When remembering multiple objects, people often group them into chunks to improve memory. Previous studies showed that people group objects by their basic features, such as location, orientation, or color. In the real world, objects often possess multiple basic features and belong to semantic categories. Whether and how semantic categories influence visual working memory remains debated. An answer might not simply be a yes-or-no as individuals may use categorical labels as a gist, resulting in more stable memory but a higher probability of within-category false alarms. This study investigates the role of semantic categories in real-world object visual working memory.

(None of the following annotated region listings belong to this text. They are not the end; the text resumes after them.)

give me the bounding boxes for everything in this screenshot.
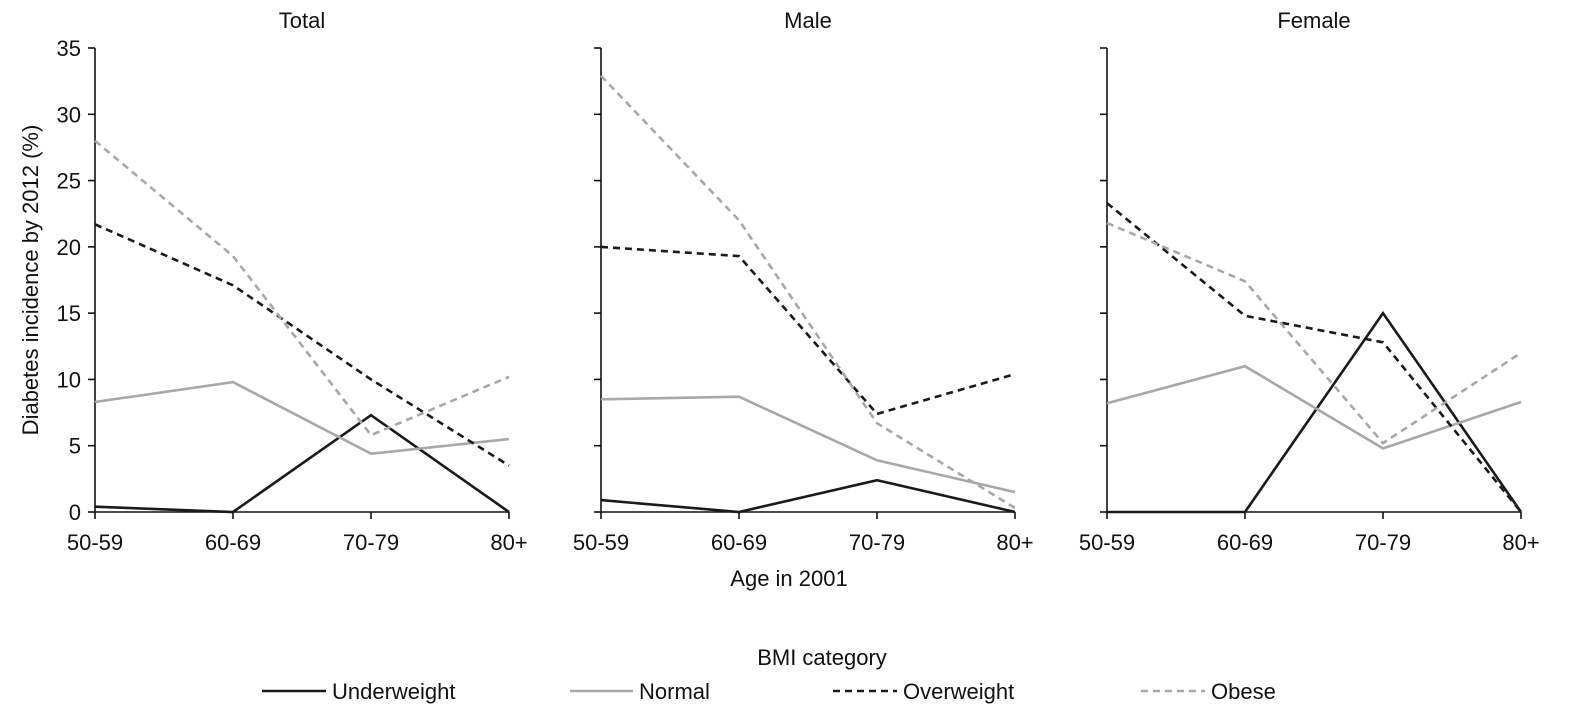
series-line-normal [94,380,510,456]
series-line-obese [1106,221,1522,445]
x-tick-label: 50-59 [573,530,629,555]
x-tick-label: 70-79 [849,530,905,555]
panel-title: Total [279,8,325,33]
y-tick-label: 25 [57,169,81,194]
y-tick-label: 5 [69,434,81,459]
series-line-underweight [600,478,1016,514]
legend-title: BMI category [757,645,887,670]
panel-title: Female [1277,8,1350,33]
panel-title: Male [784,8,832,33]
legend-label: Underweight [332,679,456,704]
x-tick-label: 60-69 [711,530,767,555]
legend-item-underweight: Underweight [262,679,456,704]
chart-legend: Underweight Normal Overweight Obese [262,679,1276,704]
legend-item-overweight: Overweight [833,679,1014,704]
series-line-underweight [94,413,510,514]
x-tick-label: 70-79 [1355,530,1411,555]
series-line-normal [600,395,1016,494]
y-tick-label: 35 [57,36,81,61]
x-tick-label: 70-79 [343,530,399,555]
y-axis-title: Diabetes incidence by 2012 (%) [18,125,43,436]
panel-male: Male 50-59 60-69 70-79 80+ [573,8,1034,555]
x-tick-label: 80+ [1502,530,1539,555]
x-tick-label: 60-69 [205,530,261,555]
y-tick-label: 30 [57,102,81,127]
legend-item-normal: Normal [570,679,710,704]
legend-label: Normal [639,679,710,704]
series-line-normal [1106,364,1522,450]
series-line-overweight [94,223,510,467]
x-axis-title: Age in 2001 [730,566,847,591]
y-tick-label: 10 [57,367,81,392]
series-line-overweight [1106,202,1523,513]
x-tick-label: 80+ [996,530,1033,555]
legend-item-obese: Obese [1141,679,1276,704]
x-tick-label: 60-69 [1217,530,1273,555]
series-line-obese [94,139,510,437]
y-tick-label: 15 [57,301,81,326]
legend-label: Obese [1211,679,1276,704]
x-tick-label: 50-59 [67,530,123,555]
panel-female: Female 50-59 60-69 70-79 80+ [1079,8,1540,555]
y-tick-label: 0 [69,500,81,525]
legend-label: Overweight [903,679,1014,704]
y-tick-label: 20 [57,235,81,260]
panel-total: Total 0 5 10 15 20 25 30 35 50-59 60-69 70-79 80+ [57,8,528,555]
series-line-overweight [600,245,1016,416]
x-tick-label: 80+ [490,530,527,555]
x-tick-label: 50-59 [1079,530,1135,555]
series-line-underweight [1107,310,1523,514]
series-line-obese [600,74,1016,510]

Eleven participants performed a delay-match-to-sample task involving five to-be-remembered items, with a 5-second viewing of an object array, followed by a 2-second delay. The number of objects within a single category was manipulated across conditions: 5 (all same category), 4, 3, or 1 (all different categories). Participants were then shown a single object and asked to indicate whether it appeared in the original array. Test objects included items from the initial array (50%), new objects within the same category (25%), and new objects from different categories (25%). Participants had more accuracy when all objects belonged to the same category than from different categories (79±8%, 69±4%, 65±7% for 5 , 4 , 3 objects in the same category respectively). However, this improved accuracy was accompanied by a slightly higher false alarm rate, suggesting participants relied on semantic labels for memory grouping (11±6%, 8±6%, 9±6% false alarm rate of 5, 4, 3 objects in the same category respectively). Our findings indicate that semantic categories enhance visual working memory performance, albeit at the cost of increased within-category false alarms. This aligns with long-term memory research and highlights the potential interplay between semantic organization and working memory, offering insights into real-world memory processes.